Single by Tech N9ne featuring 2 Chainz and B.o.B

from the album Special Effects
- Released: February 26, 2015
- Recorded: 2014
- Genre: Hip hop
- Length: 3:46
- Label: Strange
- Songwriters: Aaron Yates; Tauheed Epps; Bobby Ray Simmons;
- Producer: N4

Tech N9ne singles chronology
| "Aw Yeah?" (2015) | "Hood Go Crazy" (2015) | "Speedom" (2015) |

2 Chainz singles chronology
| "Mama Ain't Proud" (2014) | "Hood Go Crazy" (2015) | "Double Tap" (2015) |

B.o.B singles chronology
| "Not for Long" (2014) | "Hood Go Crazy" (2015) | "Devil" (2015) |

Music video
- "Hood Go Crazy" on YouTube

= Hood Go Crazy =

"Hood Go Crazy" is a song by American rapper Tech N9ne featuring fellow American rappers 2 Chainz and B.o.B, released on February 26, 2015 as the lead single from the former's fifteenth studio album Special Effects (2015). Produced by N4, the song was certified Platinum by the Recording Industry Association of America (RIAA) on June 17, 2020, for selling over one million units in the United States.

==Music video==
The music video debuted on MTV on April 26, 2015.
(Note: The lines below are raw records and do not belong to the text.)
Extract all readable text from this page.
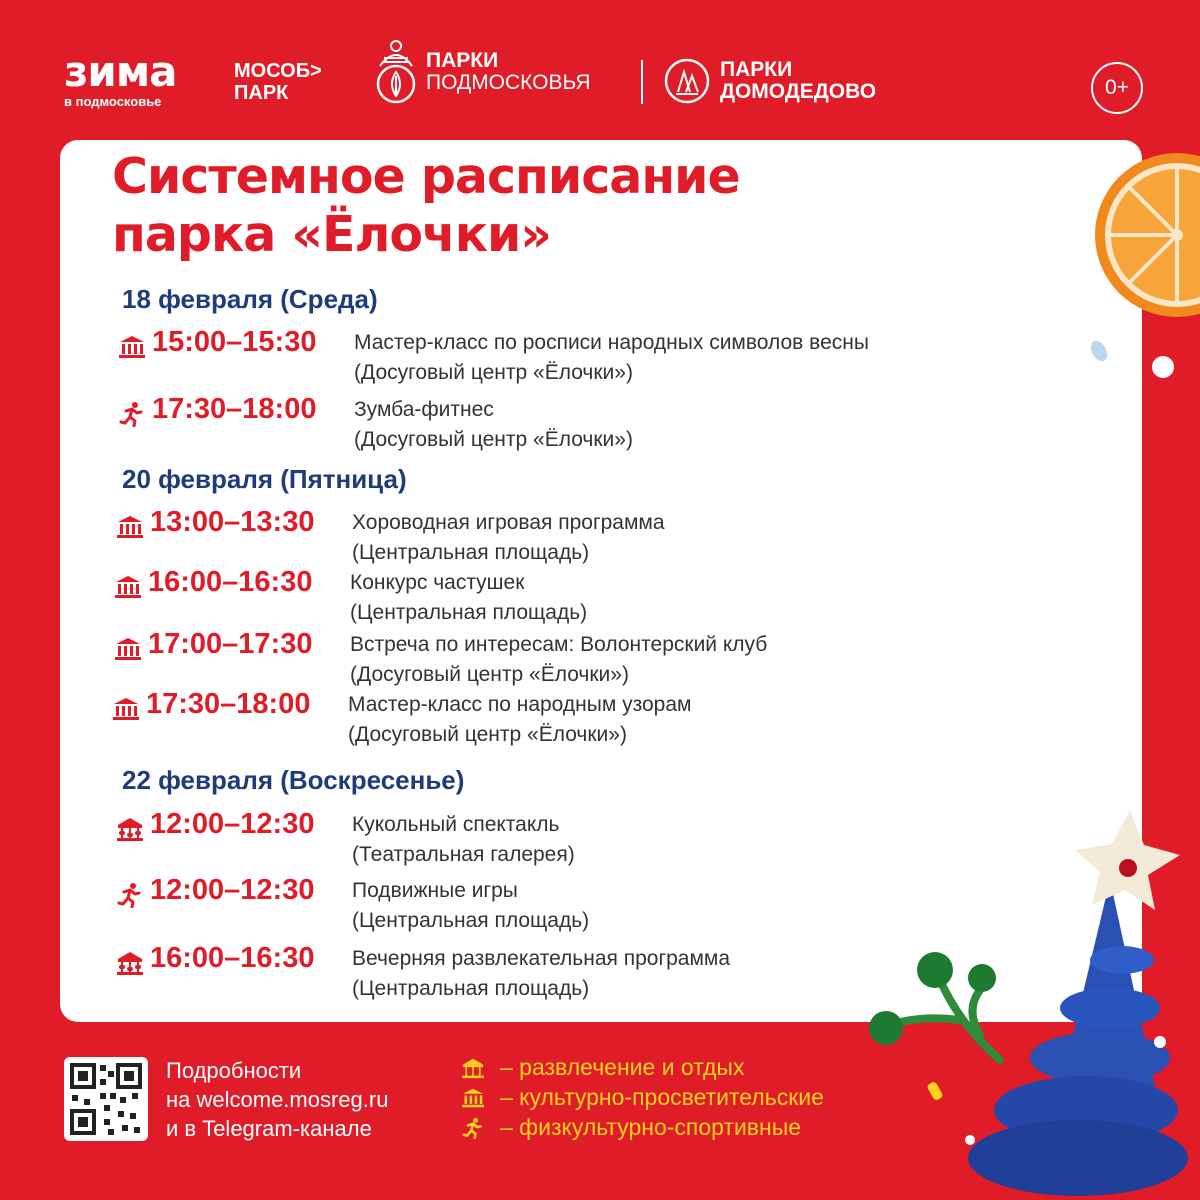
зима
в подмосковье
МОСОБ>
ПАРК
ПАРКИ
ПОДМОСКОВЬЯ
ПАРКИ
ДОМОДЕДОВО	0+
Системное расписание
парка «Ёлочки»
18 февраля (Среда)
15:00–15:30 Мастер-класс по росписи народных символов весны
(Досуговый центр «Ёлочки»)
17:30–18:00 Зумба-фитнес
(Досуговый центр «Ёлочки»)
20 февраля (Пятница)
13:00–13:30 Хороводная игровая программа
(Центральная площадь)
16:00–16:30 Конкурс частушек
(Центральная площадь)
17:00–17:30 Встреча по интересам: Волонтерский клуб
(Досуговый центр «Ёлочки»)
17:30–18:00 Мастер-класс по народным узорам
(Досуговый центр «Ёлочки»)
22 февраля (Воскресенье)
12:00–12:30 Кукольный спектакль
(Театральная галерея)
12:00–12:30 Подвижные игры
(Центральная площадь)
16:00–16:30 Вечерняя развлекательная программа
(Центральная площадь)
Подробности
на welcome.mosreg.ru
и в Telegram-канале
– развлечение и отдых
– культурно-просветительские
– физкультурно-спортивные
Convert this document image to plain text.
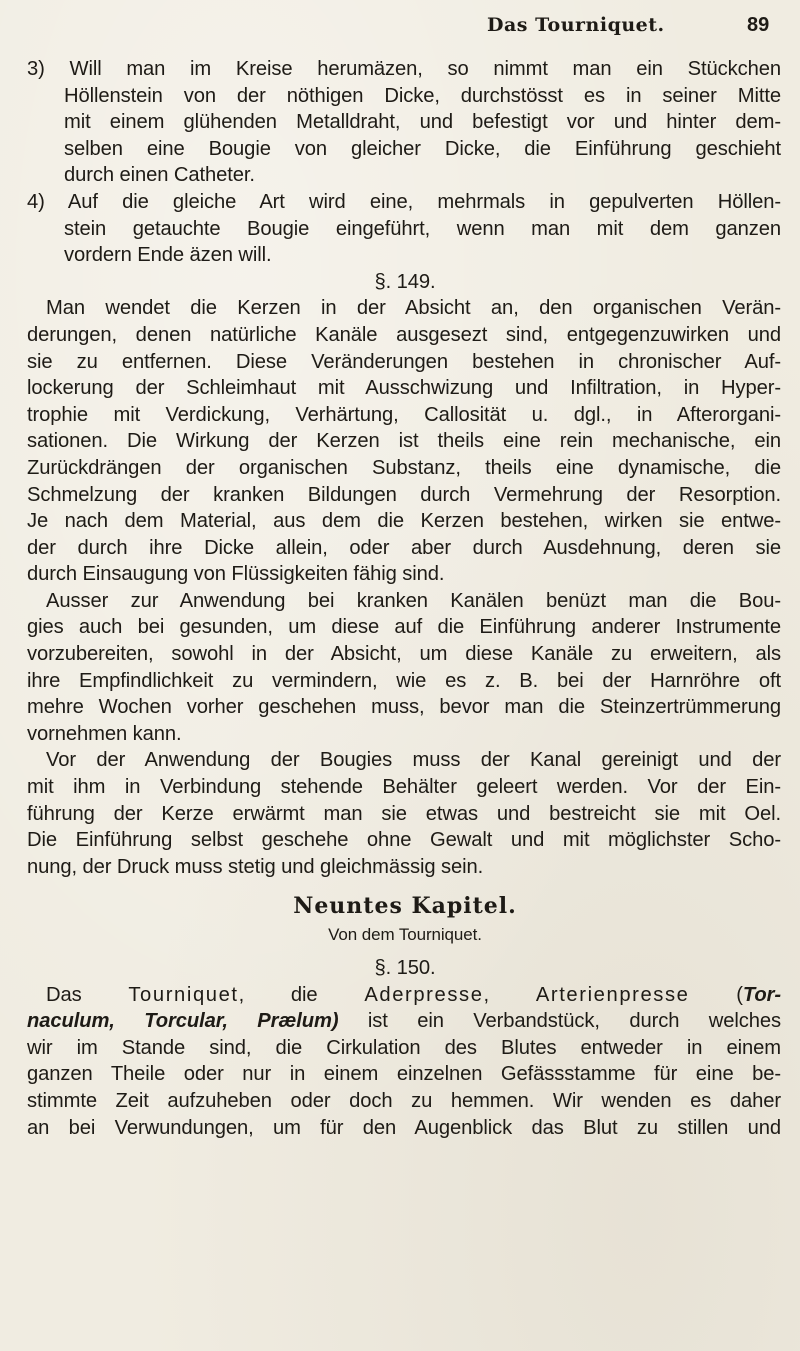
Das Tourniquet.	89
3) Will man im Kreise herumäzen, so nimmt man ein Stückchen
Höllenstein von der nöthigen Dicke, durchstösst es in seiner Mitte
mit einem glühenden Metalldraht, und befestigt vor und hinter dem-
selben eine Bougie von gleicher Dicke, die Einführung geschieht
durch einen Catheter.
4) Auf die gleiche Art wird eine, mehrmals in gepulverten Höllen-
stein getauchte Bougie eingeführt, wenn man mit dem ganzen
vordern Ende äzen will.
§. 149.
Man wendet die Kerzen in der Absicht an, den organischen Verän-
derungen, denen natürliche Kanäle ausgesezt sind, entgegenzuwirken und
sie zu entfernen. Diese Veränderungen bestehen in chronischer Auf-
lockerung der Schleimhaut mit Ausschwizung und Infiltration, in Hyper-
trophie mit Verdickung, Verhärtung, Callosität u. dgl., in Afterorgani-
sationen. Die Wirkung der Kerzen ist theils eine rein mechanische, ein
Zurückdrängen der organischen Substanz, theils eine dynamische, die
Schmelzung der kranken Bildungen durch Vermehrung der Resorption.
Je nach dem Material, aus dem die Kerzen bestehen, wirken sie entwe-
der durch ihre Dicke allein, oder aber durch Ausdehnung, deren sie
durch Einsaugung von Flüssigkeiten fähig sind.
Ausser zur Anwendung bei kranken Kanälen benüzt man die Bou-
gies auch bei gesunden, um diese auf die Einführung anderer Instrumente
vorzubereiten, sowohl in der Absicht, um diese Kanäle zu erweitern, als
ihre Empfindlichkeit zu vermindern, wie es z. B. bei der Harnröhre oft
mehre Wochen vorher geschehen muss, bevor man die Steinzertrümmerung
vornehmen kann.
Vor der Anwendung der Bougies muss der Kanal gereinigt und der
mit ihm in Verbindung stehende Behälter geleert werden. Vor der Ein-
führung der Kerze erwärmt man sie etwas und bestreicht sie mit Oel.
Die Einführung selbst geschehe ohne Gewalt und mit möglichster Scho-
nung, der Druck muss stetig und gleichmässig sein.
Neuntes Kapitel.
Von dem Tourniquet.
§. 150.
Das Tourniquet, die Aderpresse, Arterienpresse (Tor-
naculum, Torcular, Prælum) ist ein Verbandstück, durch welches
wir im Stande sind, die Cirkulation des Blutes entweder in einem
ganzen Theile oder nur in einem einzelnen Gefässstamme für eine be-
stimmte Zeit aufzuheben oder doch zu hemmen. Wir wenden es daher
an bei Verwundungen, um für den Augenblick das Blut zu stillen und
==Commercial performance==
The song is Tech N9ne's highest charting single as a lead artist, peaking at No. 90 on the Billboard Hot 100, becoming his only song to chart.

==Charts==

===Weekly charts===

| Chart (2015) | Peak position |
|---|---|
| US Billboard Hot 100 | 90 |
| US Hot R&B/Hip-Hop Songs (Billboard) | 28 |
| US Rhythmic Airplay (Billboard) | 10 |

===Year-end charts===

| Chart (2015) | Peak position |
|---|---|
| US Rhythmic (Billboard) | 36 |

==Certifications==

| Region | Certification | Certified units/sales |
| New Zealand (RMNZ) | Gold | 15,000^{‡} |
| United States (RIAA) | Platinum | 1,000,000^{‡} |
^{‡} Sales+streaming figures based on certification alone.